In the "project history" diagram above, we see that all the main feature changes are implemented on the project "trunk". (This corresponds to the Berczuk & Appleton Mainline pattern.) A checkpoint has been taken on completion of each change and labelled with the change number (change 101, 102, 103).
In parallel with this, fixes during release preparation and post-release maintenance have been made on release branches that diverge from the trunk at each feature freeze checkpoint. Each checkpoint on the branches would correspond to a release candidate, beta or patch build. (The illustration has been simplified and in real life there would probably be many more checkpoints, fixes and changes!)
A criticism sometimes levelled at this pattern is that fixes need to be made in more than one place: any fixes made on a release branch are likely also to be needed on the trunk (mainline), and possibly on other release branches if multiple releases are active. This is true but is mitigated by the following factors:
- The fixes which need to be merged will generally be relatively small code changes and therefore easy to merge
- The (generally much larger) feature changes do not need to be merged at all
- In practice, some of the fixes will have been rendered obsolete by other changes on the trunk and will not be required
Usually it is better (both for quality and productivity) to design for smaller merges, since merging can be a time-consuming process and bears the risk of introducing errors.
Pattern: Branch per Change
[Berczuk & Appleton: Task Branch]
The motivation for using a "Branch per Change" pattern has already been discussed above under "Macro and Micro Parallelism". To summarise, when different development teams are engaged in large and complex changes that may involve conflicting changes to the same configuration items, it may be desirable to isolate them from each other using different development paths. This means they are each able to check-in interim versions of their code without adversely affecting each other (as might occur if they were both using the same "mainline").
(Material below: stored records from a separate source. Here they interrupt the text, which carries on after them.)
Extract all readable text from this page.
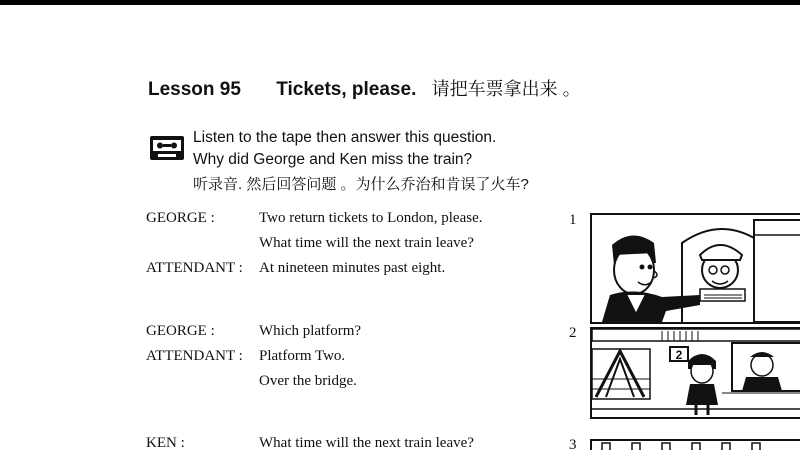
Lesson 95 Tickets, please. 请把车票拿出来 。
Listen to the tape then answer this question.
Why did George and Ken miss the train?
听录音. 然后回答问题 。为什么乔治和肯误了火车?
GEORGE :	Two return tickets to London, please.
What time will the next train leave?
ATTENDANT : At nineteen minutes past eight.
GEORGE :	Which platform?
ATTENDANT : Platform Two.
Over the bridge.
KEN :	What time will the next train leave?
1
2
3
2
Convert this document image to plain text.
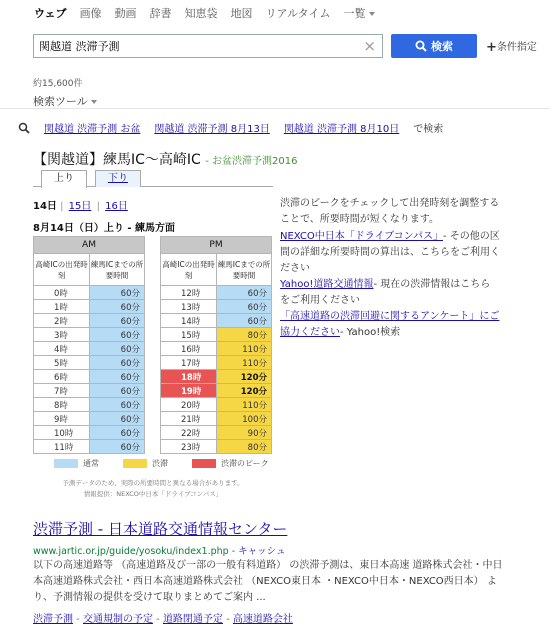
ウェブ 画像 動画 辞書 知恵袋 地図 リアルタイム 一覧
関越道 渋滞予測
×	検索	+条件指定
約15,600件
検索ツール
関越道 渋滞予測 お盆 関越道 渋滞予測 8月13日 関越道 渋滞予測 8月10日 で検索
【関越道】練馬IC〜高崎IC - お盆渋滞予測2016
上り	下り
14日 | 15日 | 16日
8月14日（日）上り - 練馬方面
AM	
高崎ICの出発時刻	練馬ICまでの所要時間
0時	60分
1時	60分
2時	60分
3時	60分
4時	60分
5時	60分
6時	60分
7時	60分
8時	60分
9時	60分
10時	60分
11時	60分
PM	
高崎ICの出発時刻	練馬ICまでの所要時間
12時	60分
13時	60分
14時	60分
15時	80分
16時	110分
17時	110分
18時	120分
19時	120分
20時	110分
21時	100分
22時	90分
23時	80分
通常	渋滞	渋滞のピーク
予測データのため、実際の所要時間と異なる場合があります。
情報提供：NEXCO中日本「ドライブコンパス」
渋滞のピークをチェックして出発時刻を調整することで、所要時間が短くなります。
NEXCO中日本「ドライブコンパス」- その他の区間の詳細な所要時間の算出は、こちらをご利用ください
Yahoo!道路交通情報- 現在の渋滞情報はこちらをご利用ください
「高速道路の渋滞回避に関するアンケート」にご協力ください- Yahoo!検索
渋滞予測 - 日本道路交通情報センター
www.jartic.or.jp/guide/yosoku/index1.php - キャッシュ
以下の高速道路等 （高速道路及び一部の一般有料道路） の渋滞予測は、東日本高速 道路株式会社・中日本高速道路株式会社・西日本高速道路株式会社 （NEXCO東日本 ・NEXCO中日本・NEXCO西日本） より、予測情報の提供を受けて取りまとめてご案内 ...
渋滞予測 - 交通規制の予定 - 道路閉通予定 - 高速道路会社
Merging back to the trunk, or mainline, is deferred until each change is complete and the merge is "batched", meaning that all the related code changes are merged at the same time so that the mainline remains consistent. A good SCM tool should have the capability to track which code changes are related to each other and also to initiate the batch merge of those changes.
This time in the project history diagram we see, diverging from the "Release 1.0" checkpoint on the trunk, two separate branches for "Change-101" and "Change-102". On completion of each change, the code is merged back to the trunk, resulting in a new checkpoint ("merged 101" etc). After feature freeze and use of a release preparation branch, the cycle restarts from "Release 2.0" and "Change-103".
The main difficulty with using this pattern is that the amount of code to be merged is much larger than with "Branch per Release"; this is because each merge involves the entire code for some new feature, rather than just a bug fix where the code changes are often quite small.
Also, if this pattern is rigidly applied - for example, by restricting developer access on the trunk so that developers are forced to work on branches - then it imposes a large procedural overhead on even a very small and simple change. This could have an adverse effect on productivity (due to the disproportionate amount of time spent performing merges and verifying the merge results) as well as causing a proliferation of branches that could lead to confusion. Arguably, for most development teams, it would be preferable to create task branches only for changes of long duration or which are known to conflict with other changes already in progress, and to allow simpler changes to be done on a single shared "mainline".
Anti-Pattern: Good Code on Trunk
If a pattern describes a known engineering solution to be emulated, an "anti-pattern" could be defined as describing a known engineering pitfall to be avoided! Consider the - superficially quite convincing - concept of only allowing "good code" (i.e. passed by some QA process) on the project trunk. This is often found in conjunction with the "Branch per Change" pattern and in fact is illustrated in the "Branch per Change" diagram, above.
The problems here are:
- The excessive merge workload and the effect this has on developer productivity;
- Over-restrictive process interfering with progress of the development team;
- Additional QA overhead; and
- The fact that merge outputs are generally not reliable anyway, certainly requiring verification and often necessitating rework.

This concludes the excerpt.